Adding column to dataframe takes 8 Minutes

mereep · October 23, 2018, 1:03pm

Hello community,

I was trying to use knime for some basic image processing.
Therefore I loaded the mnist training data via ImageReader to append correct labels I used a python node with very simple Code:

# Copy input to output
output_table = input_table.copy()

import os

labels = []
for path in input_table['Source']:
    labels.append(path.split(os.sep)[-2])

output_table.loc[:,'label'] = labels

This code needs about 8(!) Minutes to execute and creates TONS of files in the temp directory (why?)
I will append the corresponding lines of the log file. python_script_log.log (58.3 KB)
I had to crop most of the (all the same-outputting) lines because of the 4mb upload limit.

What is possibly going wrong there? How to overcome that? Is the “copy”-instruction at the beginning to blame? Is it necessary at all?

MarcelW · October 23, 2018, 2:10pm

Hi mereep,

How many images do you send to Python? The transferred data is copied at least once per direction (Java to Python, Python to Java). The transfer also comprises conversion of the KNIME internal image format to TIFF which is the image format we use on Python side (and vice versa).
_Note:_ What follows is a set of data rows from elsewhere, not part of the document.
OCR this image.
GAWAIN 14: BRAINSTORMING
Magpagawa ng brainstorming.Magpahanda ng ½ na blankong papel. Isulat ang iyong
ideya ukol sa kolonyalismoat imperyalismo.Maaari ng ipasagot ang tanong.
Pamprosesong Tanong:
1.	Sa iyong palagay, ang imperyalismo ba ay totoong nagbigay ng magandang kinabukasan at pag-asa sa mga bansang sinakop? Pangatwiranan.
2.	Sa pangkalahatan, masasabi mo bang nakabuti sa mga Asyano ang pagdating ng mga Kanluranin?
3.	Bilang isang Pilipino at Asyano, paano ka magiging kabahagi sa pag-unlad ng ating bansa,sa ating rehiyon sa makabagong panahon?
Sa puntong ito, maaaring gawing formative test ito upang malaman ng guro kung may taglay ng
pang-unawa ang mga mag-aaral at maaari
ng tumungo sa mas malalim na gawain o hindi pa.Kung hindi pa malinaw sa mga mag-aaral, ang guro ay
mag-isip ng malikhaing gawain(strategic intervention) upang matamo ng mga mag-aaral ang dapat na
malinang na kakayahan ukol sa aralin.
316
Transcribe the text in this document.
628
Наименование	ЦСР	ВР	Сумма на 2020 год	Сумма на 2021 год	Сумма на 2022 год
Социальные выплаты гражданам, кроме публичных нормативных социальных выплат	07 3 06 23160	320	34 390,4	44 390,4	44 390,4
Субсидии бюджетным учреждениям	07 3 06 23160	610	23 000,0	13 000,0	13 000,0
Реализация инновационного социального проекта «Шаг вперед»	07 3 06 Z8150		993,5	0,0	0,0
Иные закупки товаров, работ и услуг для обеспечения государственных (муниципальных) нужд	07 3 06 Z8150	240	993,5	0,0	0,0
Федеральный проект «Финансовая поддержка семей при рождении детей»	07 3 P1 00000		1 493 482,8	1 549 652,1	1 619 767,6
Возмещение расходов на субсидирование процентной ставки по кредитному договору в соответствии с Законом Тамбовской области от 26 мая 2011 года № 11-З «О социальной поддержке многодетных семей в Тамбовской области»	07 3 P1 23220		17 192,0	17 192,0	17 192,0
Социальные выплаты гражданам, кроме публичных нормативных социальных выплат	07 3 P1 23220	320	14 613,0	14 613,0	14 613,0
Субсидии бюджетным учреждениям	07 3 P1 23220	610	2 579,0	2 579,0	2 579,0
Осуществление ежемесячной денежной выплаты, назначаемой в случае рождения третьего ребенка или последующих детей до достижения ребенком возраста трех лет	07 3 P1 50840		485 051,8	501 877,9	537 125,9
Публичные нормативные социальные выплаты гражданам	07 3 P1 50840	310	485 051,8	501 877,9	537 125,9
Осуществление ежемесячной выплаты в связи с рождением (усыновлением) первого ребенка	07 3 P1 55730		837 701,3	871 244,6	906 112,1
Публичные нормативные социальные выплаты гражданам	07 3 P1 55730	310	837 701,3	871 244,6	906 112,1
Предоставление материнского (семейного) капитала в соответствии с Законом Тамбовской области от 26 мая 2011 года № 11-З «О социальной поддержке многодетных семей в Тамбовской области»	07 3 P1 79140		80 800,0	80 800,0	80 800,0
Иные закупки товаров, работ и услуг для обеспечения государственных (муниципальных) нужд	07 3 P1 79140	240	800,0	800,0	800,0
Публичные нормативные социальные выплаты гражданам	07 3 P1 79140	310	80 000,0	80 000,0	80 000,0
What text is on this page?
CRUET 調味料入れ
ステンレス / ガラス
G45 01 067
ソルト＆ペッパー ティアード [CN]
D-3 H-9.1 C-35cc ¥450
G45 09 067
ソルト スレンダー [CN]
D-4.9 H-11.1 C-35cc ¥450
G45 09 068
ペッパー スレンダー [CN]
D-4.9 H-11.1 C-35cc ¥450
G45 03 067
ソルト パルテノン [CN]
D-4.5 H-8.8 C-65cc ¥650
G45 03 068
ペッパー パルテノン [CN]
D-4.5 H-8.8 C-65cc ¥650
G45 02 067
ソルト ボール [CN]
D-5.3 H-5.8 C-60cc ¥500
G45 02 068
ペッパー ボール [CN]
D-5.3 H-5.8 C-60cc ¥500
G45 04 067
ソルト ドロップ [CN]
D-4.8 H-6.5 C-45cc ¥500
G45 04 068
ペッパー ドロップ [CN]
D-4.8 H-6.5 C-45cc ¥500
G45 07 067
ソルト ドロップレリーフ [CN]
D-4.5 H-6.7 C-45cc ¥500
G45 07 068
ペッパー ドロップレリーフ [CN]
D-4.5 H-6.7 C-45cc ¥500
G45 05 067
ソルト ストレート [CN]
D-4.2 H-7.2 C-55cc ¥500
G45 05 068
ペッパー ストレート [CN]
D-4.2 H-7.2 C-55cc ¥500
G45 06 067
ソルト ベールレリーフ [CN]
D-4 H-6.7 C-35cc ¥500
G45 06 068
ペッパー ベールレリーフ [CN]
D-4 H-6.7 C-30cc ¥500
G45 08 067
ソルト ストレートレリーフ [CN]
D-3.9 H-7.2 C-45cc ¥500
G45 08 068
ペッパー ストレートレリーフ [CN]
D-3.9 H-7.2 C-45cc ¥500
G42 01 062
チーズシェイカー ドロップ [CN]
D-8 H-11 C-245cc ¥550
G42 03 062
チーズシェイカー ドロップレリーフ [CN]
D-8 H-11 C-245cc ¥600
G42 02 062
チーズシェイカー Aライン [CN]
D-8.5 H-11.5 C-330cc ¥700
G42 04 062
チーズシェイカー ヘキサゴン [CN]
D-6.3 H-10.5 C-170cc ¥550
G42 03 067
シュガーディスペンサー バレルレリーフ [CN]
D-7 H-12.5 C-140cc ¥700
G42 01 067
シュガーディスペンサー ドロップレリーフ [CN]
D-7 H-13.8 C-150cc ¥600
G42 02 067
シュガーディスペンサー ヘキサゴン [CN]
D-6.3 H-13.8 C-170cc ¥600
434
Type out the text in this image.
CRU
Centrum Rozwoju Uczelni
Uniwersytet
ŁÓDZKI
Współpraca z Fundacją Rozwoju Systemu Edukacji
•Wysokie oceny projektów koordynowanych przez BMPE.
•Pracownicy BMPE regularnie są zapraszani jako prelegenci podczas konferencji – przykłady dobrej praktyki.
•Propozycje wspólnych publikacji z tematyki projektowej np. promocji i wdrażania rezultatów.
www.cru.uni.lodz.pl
The generated temp files are needed to store the converted images on the way back to KNIME.
In any case, I’d suggest to perform as much (pre-)processing as possible using native KNIME nodes.

Marcel

christian.birkhold · October 23, 2018, 2:20pm

One more addition: If you can avoid the copy, do so. You don’t need to create an extra copy as the input data to python already represents a copy of the data coming from the KNIME table.

mereep · October 23, 2018, 2:31pm

Thanks for your answers.

Actually I dont want to touch the images atm at all using python. I am only interested in a column of the table where the filepath (Source in that case) is written and extract the folder name as label (1 2 3 etc). Thats working fine (Except for the mentioned processing overhead).

So I see the problem that the image is converted to some python-specific format in that process, while I dont even need it. So to solve the problem I should fork the table in the part that contains the image and the part that contains only the interesting part for python and rejoin it basically after the python node.

Maybe this heavy-lifting to python should only happen if I actually touch the image (Meaning: do this only when I actually access the field and lazy-evaluate that process?)

MarcelW · October 26, 2018, 4:23pm

Yes, unfortunately that’s the only possible approach at the moment.

That would certainly be useful. We already thought about something similar. However, it’s not a trivial feature to add, so I can’t promise whether that will ever make it into a release.

system · June 2, 2023, 9:13pm

This topic was automatically closed 90 days after the last reply. New replies are no longer allowed.